Are Social Media Giants Doing Enough To Curb Scamming

Mobile phone with social media. Facebook, Instagram, Twitter, Snapchat.

When the likes of Mark Zuckerberg and Jack Dorsey started creating the social media platforms that have connected people across the globe, they couldn’t have predicted that those platforms would one day be used for sophisticated financial scams.

Unfortunately, though, this is the position that we’re now in: many fraudsters take to sites like Facebook and Twitter as an easy way of reaching huge numbers of potential victims. Now there are questions about whether the social media companies need to be doing more to stop scams.

Women using laptop

A recent investigation from Which? found that many scammers were allowed to continue operating even after their illegal activity had been reported. This was found across Facebook, Instagram and Twitter and, worryingly, related particularly to the buying and selling of personal data.
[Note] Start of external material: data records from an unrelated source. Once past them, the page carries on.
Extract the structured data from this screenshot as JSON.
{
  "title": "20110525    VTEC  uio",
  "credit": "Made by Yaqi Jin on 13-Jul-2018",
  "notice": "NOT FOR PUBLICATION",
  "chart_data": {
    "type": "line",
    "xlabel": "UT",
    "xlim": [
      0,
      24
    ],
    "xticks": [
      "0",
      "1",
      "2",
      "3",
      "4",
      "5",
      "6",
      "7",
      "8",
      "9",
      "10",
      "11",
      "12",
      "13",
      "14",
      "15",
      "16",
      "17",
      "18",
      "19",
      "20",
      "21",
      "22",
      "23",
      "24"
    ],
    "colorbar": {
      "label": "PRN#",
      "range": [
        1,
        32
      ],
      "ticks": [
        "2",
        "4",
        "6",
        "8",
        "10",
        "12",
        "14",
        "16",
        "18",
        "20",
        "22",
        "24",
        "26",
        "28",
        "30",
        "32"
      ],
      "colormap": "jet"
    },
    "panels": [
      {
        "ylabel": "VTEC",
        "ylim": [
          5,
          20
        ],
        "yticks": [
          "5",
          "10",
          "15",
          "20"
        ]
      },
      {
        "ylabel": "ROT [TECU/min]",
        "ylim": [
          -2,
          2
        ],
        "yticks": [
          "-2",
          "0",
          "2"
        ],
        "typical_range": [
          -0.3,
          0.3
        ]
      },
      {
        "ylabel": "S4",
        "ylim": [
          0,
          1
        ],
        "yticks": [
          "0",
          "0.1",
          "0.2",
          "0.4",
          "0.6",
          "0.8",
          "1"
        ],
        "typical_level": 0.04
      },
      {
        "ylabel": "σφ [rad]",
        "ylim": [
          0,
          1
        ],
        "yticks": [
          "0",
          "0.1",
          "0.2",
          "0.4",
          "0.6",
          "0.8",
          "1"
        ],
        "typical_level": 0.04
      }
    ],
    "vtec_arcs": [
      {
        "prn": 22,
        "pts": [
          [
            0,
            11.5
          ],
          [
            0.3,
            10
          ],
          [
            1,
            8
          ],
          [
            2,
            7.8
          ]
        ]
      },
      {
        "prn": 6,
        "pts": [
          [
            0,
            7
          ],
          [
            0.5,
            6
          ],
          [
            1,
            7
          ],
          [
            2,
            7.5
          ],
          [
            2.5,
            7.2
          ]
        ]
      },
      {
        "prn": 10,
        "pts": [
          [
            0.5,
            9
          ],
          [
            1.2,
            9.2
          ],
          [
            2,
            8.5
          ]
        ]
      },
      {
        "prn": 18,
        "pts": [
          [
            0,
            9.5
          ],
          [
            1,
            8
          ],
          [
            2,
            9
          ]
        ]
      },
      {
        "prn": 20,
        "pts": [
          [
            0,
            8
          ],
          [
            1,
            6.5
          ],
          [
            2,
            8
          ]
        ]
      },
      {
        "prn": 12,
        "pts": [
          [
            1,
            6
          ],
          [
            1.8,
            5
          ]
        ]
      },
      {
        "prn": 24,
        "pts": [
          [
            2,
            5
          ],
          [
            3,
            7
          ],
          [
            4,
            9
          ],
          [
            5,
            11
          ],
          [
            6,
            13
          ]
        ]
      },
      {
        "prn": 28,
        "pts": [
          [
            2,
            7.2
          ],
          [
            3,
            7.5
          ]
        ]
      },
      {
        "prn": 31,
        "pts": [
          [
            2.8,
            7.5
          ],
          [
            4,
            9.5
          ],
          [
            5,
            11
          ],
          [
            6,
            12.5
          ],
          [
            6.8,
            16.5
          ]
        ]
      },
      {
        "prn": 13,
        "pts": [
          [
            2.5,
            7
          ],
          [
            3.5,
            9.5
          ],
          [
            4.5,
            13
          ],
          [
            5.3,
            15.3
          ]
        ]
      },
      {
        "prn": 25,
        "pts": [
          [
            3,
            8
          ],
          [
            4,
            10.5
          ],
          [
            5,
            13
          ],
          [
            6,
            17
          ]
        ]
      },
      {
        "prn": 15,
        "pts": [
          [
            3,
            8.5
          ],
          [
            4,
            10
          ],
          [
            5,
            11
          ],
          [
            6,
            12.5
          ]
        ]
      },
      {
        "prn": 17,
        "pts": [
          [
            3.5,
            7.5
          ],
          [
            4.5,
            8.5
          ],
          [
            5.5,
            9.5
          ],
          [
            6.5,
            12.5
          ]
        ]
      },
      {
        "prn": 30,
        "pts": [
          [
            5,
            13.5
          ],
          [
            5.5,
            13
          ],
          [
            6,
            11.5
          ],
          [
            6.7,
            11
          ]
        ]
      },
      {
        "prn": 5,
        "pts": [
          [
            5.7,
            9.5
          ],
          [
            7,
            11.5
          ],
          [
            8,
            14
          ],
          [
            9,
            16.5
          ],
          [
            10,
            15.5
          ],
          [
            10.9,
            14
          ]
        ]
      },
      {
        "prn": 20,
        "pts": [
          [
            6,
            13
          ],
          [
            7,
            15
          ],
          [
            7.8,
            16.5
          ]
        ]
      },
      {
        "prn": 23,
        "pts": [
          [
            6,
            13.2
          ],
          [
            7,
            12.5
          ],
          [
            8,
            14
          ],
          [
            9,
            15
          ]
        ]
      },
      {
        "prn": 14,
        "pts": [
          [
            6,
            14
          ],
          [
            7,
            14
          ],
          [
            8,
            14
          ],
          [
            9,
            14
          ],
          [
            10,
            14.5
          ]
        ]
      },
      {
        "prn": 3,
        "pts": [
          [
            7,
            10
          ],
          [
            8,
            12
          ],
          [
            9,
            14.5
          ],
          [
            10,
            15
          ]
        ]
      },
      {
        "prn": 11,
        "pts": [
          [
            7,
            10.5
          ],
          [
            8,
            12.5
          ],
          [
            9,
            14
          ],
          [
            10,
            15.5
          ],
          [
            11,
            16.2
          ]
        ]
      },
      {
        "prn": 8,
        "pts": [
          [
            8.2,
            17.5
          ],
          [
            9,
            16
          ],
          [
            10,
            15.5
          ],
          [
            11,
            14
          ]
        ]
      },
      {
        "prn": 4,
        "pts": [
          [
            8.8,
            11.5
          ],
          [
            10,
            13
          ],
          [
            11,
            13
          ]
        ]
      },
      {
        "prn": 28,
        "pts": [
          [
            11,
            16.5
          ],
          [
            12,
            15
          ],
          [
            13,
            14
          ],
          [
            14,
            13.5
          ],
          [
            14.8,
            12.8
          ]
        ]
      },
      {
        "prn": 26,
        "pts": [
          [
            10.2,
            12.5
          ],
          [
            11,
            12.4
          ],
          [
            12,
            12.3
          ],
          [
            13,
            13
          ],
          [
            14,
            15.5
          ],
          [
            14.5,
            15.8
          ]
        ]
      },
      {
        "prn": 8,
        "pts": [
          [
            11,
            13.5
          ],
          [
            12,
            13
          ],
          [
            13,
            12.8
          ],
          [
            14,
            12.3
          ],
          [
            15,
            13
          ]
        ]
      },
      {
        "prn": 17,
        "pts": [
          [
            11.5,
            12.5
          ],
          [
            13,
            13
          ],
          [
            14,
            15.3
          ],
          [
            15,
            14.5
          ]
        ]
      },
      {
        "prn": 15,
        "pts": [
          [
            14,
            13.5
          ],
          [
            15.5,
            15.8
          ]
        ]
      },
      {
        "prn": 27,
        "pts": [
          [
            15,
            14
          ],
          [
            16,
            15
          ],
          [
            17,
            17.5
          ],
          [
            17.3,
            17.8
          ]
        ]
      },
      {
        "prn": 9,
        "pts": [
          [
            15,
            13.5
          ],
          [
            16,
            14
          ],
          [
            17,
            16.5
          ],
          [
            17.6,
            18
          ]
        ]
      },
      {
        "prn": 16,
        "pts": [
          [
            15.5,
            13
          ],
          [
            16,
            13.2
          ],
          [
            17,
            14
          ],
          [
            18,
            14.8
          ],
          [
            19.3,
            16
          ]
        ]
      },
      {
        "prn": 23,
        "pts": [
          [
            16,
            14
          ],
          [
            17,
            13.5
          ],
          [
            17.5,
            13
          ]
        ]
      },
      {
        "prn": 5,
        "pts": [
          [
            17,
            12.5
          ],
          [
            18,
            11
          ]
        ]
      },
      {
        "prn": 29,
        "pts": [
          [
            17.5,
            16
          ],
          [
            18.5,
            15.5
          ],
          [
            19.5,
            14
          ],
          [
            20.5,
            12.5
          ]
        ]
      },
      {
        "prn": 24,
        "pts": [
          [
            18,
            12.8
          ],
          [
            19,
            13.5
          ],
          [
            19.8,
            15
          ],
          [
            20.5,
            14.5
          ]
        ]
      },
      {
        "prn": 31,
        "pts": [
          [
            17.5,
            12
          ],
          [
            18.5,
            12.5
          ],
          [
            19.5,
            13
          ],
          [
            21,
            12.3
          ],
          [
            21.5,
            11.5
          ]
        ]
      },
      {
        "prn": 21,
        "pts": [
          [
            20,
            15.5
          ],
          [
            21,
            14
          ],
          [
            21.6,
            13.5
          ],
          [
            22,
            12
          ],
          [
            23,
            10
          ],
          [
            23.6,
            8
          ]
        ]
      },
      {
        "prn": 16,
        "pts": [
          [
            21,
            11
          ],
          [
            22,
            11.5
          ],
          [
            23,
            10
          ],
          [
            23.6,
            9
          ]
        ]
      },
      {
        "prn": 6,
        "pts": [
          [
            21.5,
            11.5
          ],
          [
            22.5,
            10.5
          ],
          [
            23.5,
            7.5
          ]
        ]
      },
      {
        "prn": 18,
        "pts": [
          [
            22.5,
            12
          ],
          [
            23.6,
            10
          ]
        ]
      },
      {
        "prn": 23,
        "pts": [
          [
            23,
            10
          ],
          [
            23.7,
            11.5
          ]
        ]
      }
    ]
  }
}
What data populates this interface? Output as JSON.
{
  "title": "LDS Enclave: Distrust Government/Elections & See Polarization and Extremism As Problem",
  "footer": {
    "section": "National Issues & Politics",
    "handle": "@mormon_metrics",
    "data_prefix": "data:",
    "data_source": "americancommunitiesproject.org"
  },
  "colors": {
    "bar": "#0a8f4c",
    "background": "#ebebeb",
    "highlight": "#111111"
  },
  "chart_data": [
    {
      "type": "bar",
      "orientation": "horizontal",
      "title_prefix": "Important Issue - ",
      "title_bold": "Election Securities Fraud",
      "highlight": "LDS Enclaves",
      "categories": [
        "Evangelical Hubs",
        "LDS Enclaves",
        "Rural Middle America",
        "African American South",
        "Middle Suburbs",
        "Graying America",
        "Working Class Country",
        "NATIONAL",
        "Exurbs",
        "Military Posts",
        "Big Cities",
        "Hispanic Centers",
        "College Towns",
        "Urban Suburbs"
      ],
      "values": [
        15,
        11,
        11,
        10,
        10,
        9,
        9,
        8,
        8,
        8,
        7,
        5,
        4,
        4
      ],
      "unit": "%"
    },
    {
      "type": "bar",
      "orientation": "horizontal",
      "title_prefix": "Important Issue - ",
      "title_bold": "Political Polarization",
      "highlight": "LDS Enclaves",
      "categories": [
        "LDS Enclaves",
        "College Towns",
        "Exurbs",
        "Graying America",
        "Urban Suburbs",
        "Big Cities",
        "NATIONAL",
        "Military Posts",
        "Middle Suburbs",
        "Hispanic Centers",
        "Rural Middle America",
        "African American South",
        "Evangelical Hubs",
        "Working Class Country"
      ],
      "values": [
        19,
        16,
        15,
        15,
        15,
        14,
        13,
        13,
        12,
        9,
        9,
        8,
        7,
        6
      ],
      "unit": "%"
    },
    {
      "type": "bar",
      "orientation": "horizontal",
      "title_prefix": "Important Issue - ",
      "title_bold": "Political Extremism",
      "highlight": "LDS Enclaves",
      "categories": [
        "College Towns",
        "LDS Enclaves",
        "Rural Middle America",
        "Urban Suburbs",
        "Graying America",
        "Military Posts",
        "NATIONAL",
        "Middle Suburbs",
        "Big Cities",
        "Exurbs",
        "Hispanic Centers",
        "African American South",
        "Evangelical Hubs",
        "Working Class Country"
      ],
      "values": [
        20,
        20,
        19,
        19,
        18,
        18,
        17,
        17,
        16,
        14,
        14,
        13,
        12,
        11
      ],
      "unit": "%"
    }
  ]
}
The type of information being advertised for sale included bank and credit card details, hacked Netflix accounts and stolen identities. In one example that they shared, a person’s full profile including name, date of birth, address and banking information was being shared within a Facebook group. There are also accounts offering to sell fake passports.

Tighter regulation

It may seem as though the social media companies need to review their rules and ensure that this kind of activity is banned from the sites. In reality, though, high profile cases of social media fraud over the past few years mean that they have already tightened up their policies. This kind of activity is also highly illegal, and therefore certainly against the terms of use of any social media platform.

Business Colleagues Working On Laptop

The issue, then, is the enforcement of the rules: these scams are not being removed when they should be. Which? reported the scams that they found, but the accounts were not removed – in some cases, they were even informed that the fraudulent activity they’d detected was not in violation of any community standards. This is clearly not the case, and may be due to automated processes that don’t pick up on the nuances of this type of activity.

What’s next?

Which?’s money editor, Jenny Ross, commented that:

“It’s astonishing that social media sites make it so easy for criminals to trade people’s personal and financial information, particularly as fraud is such a prevalent crime that can have devastating consequences. Social media firms must take much stronger action to prevent their sites becoming a safe haven for scammers and should work with the financial industry and police to address serious flaws with their platforms.”

It seems clear that, although social media platforms have put steps in place to try and curb scam activity on their platforms, there’s a lot more work still to do. Fraudsters are forever evolving their methods to dodge whatever processes have been put in place to stop them, and this means that anti-fraud teams need to be on their toes.

We hope that this will be a wakeup call for any social media sites that were beginning to get complacent, showing just how much effort is needed if we’re going to stamp out this type of online scamming.